Long stretches of roadworks could be banned from motorways and major A-roads in England under new government plans to ease congestion.
Highways bosses have been told to limit roadworks to stretches of two miles at a time.
It is intended to combat congestion which can choke some of England’s busiest motorways.
Drivers using the M1 and M62 have endured years of frustration as five sets of roadworks spanning up to 100 miles have disrupted travel along the main north-south and east-west corridors.
Stretches of the M1 near Northampton and Chesterfield have been particularly badly affected as motorists have had to put up with years of continual roadworks.
Transport Secretary Patrick McLoughlin has told Highways England to enforce new rules to help drivers cope while a £15 billion road investment plan is put into action.
He has also asked that drivers be better informed of when roadworks are planned for so they can plan alternative routes.
A Department for Transport spokesman said: “Our road investment strategy will deliver the biggest upgrade to Britain’s roads in a generation and secure our transport network for the long-term.
“But as it is delivered we’ve got to respect the drivers who use our roads every day.
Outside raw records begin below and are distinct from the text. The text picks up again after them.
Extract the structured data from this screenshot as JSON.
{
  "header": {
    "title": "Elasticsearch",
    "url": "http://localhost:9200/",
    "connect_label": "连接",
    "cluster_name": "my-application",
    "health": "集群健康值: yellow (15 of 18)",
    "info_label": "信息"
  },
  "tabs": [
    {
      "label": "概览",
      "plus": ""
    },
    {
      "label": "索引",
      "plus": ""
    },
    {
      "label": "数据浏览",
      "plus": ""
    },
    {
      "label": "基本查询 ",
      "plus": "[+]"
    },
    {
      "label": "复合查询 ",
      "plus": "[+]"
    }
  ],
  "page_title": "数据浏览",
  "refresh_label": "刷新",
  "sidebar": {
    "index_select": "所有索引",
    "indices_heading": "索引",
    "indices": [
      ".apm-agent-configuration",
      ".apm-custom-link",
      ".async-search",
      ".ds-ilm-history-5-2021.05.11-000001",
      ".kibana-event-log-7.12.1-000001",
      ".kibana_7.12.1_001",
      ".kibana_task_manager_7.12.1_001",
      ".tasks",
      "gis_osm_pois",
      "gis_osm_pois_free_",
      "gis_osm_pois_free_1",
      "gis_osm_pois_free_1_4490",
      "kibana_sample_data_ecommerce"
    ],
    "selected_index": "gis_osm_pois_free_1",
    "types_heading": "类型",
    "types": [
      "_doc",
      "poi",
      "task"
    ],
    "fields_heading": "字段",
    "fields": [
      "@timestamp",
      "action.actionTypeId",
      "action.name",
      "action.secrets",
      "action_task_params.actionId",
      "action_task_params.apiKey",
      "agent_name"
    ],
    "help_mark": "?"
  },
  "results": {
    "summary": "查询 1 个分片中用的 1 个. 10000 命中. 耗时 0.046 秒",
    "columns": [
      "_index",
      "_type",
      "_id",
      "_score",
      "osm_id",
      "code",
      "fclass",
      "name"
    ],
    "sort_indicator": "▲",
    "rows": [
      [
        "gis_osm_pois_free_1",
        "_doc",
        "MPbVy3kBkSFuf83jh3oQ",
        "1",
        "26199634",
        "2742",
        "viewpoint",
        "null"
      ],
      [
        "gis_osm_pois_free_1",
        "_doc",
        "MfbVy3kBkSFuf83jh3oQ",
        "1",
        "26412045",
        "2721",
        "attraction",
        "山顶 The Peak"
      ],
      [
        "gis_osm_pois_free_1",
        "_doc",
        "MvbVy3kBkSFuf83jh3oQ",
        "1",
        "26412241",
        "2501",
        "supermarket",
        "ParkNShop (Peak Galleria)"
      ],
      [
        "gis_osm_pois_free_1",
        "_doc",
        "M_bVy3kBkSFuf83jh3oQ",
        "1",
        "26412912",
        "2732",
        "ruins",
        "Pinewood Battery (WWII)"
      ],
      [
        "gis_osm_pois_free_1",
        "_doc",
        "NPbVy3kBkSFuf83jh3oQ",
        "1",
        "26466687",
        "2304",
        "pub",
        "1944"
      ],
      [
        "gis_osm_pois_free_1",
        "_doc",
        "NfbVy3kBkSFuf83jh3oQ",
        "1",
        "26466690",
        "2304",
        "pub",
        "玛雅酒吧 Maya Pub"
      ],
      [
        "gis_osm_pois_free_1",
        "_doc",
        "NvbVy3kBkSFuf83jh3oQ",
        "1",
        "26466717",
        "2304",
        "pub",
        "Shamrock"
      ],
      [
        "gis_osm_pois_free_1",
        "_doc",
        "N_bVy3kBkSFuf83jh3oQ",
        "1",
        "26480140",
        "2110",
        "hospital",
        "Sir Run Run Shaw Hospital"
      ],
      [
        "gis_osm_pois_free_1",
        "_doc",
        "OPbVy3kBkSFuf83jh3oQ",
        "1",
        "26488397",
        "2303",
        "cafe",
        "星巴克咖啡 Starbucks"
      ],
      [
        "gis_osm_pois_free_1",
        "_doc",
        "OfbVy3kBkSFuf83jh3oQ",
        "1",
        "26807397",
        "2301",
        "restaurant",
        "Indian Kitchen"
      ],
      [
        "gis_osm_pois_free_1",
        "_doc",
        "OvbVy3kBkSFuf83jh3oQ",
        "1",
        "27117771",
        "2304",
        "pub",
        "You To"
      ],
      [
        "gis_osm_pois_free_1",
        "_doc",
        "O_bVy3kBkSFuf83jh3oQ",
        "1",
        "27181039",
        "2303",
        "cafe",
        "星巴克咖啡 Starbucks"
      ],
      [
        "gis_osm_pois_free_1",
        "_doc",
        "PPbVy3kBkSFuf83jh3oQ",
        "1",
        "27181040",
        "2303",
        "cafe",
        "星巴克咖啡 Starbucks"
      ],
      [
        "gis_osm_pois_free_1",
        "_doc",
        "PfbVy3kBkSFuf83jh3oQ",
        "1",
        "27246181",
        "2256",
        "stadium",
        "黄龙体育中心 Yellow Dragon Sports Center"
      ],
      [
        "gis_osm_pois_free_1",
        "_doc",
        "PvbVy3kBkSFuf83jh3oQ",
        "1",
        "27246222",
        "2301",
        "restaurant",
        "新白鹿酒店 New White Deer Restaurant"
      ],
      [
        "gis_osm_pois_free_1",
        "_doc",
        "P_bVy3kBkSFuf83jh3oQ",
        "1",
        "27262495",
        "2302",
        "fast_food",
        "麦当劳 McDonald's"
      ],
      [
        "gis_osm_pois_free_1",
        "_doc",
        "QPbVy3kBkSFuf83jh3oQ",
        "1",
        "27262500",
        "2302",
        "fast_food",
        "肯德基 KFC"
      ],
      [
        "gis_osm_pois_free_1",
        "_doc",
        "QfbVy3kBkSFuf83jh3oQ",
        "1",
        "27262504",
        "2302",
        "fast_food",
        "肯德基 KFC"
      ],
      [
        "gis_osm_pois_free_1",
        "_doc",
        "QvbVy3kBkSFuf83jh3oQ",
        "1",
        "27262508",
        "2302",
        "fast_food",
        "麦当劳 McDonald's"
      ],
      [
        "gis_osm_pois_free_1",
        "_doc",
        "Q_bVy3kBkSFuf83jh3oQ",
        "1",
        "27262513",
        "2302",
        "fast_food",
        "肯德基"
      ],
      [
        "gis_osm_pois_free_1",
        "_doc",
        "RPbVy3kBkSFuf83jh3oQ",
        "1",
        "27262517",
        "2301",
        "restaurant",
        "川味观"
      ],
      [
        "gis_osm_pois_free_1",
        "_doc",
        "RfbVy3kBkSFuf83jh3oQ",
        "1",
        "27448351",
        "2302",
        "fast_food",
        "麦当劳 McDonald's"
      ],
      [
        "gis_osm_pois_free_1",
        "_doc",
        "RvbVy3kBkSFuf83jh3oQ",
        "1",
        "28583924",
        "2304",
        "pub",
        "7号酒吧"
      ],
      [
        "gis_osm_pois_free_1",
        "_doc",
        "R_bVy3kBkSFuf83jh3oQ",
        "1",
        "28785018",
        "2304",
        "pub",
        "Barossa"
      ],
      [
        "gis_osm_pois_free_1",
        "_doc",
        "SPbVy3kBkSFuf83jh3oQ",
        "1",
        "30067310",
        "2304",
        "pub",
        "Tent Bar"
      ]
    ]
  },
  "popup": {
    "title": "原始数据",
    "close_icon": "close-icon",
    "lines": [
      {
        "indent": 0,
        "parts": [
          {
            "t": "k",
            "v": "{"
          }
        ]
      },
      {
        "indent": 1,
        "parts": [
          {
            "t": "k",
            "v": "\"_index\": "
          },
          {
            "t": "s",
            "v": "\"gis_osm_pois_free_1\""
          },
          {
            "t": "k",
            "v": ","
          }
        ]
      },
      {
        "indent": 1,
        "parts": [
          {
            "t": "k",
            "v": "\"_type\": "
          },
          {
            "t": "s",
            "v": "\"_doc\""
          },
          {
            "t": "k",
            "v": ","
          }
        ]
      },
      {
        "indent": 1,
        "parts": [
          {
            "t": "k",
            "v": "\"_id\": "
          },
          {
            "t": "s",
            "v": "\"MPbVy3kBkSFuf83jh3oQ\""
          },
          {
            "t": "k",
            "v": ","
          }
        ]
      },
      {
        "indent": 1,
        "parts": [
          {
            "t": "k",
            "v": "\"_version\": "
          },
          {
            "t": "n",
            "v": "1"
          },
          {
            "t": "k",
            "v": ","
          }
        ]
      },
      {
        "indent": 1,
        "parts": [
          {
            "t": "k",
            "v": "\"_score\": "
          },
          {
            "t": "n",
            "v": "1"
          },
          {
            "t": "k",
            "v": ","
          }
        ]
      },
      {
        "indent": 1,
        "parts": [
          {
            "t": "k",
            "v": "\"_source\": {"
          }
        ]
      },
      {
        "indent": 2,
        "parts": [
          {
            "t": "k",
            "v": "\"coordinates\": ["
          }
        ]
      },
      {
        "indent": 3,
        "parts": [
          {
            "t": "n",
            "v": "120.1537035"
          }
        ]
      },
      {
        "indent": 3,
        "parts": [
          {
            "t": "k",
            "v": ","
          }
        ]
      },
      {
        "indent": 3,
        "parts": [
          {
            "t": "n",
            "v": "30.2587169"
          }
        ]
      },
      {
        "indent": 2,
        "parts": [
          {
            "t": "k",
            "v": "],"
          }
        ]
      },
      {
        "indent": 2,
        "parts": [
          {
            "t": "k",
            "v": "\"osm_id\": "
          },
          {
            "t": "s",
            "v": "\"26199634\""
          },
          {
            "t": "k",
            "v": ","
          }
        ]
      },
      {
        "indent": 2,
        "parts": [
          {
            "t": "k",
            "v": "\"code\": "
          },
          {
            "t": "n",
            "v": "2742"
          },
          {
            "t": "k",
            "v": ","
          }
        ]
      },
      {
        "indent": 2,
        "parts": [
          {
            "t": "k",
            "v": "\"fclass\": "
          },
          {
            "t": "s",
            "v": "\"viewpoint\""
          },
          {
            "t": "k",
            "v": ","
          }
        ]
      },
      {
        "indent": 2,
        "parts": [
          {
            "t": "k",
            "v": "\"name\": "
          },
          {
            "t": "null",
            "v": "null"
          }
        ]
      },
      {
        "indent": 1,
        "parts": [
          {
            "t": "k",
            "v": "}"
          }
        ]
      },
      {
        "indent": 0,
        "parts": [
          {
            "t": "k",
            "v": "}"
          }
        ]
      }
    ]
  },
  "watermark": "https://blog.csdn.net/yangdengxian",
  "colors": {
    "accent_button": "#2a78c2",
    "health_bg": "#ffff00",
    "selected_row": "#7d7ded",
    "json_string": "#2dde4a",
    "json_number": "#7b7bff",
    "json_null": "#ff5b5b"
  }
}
That means taking common-sense decisions to minimise frustrations wherever possible.”
The move suggests engineers will carry out improvements on smaller stretches rather than in large chunks.
A Highways England spokesman said: “We want to provide a better, safer experience for road users on England’s motorways and major A roads, including throughout roadworks where major upgrades are being carried out.
“We are committed to minimising disruption from roadworks even further and are exploring managing work in different ways while ensuring good value for money for the public.”
Steve Gooding, director of the RAC Foundation research charity, said: “Putting out mile after mile of cones in one go might suit contractors but can drive motorists to distraction.
“Most road users will have negotiated endless stretches of coned-off carriageway where there is little or no sign of activity.
“Maintenance work is welcome but must be well planned. Drivers should be adequately informed of what is going on and when it is going to end. Our motorways are already the busiest in Europe. Taking away lane space should be done carefully and considerately.”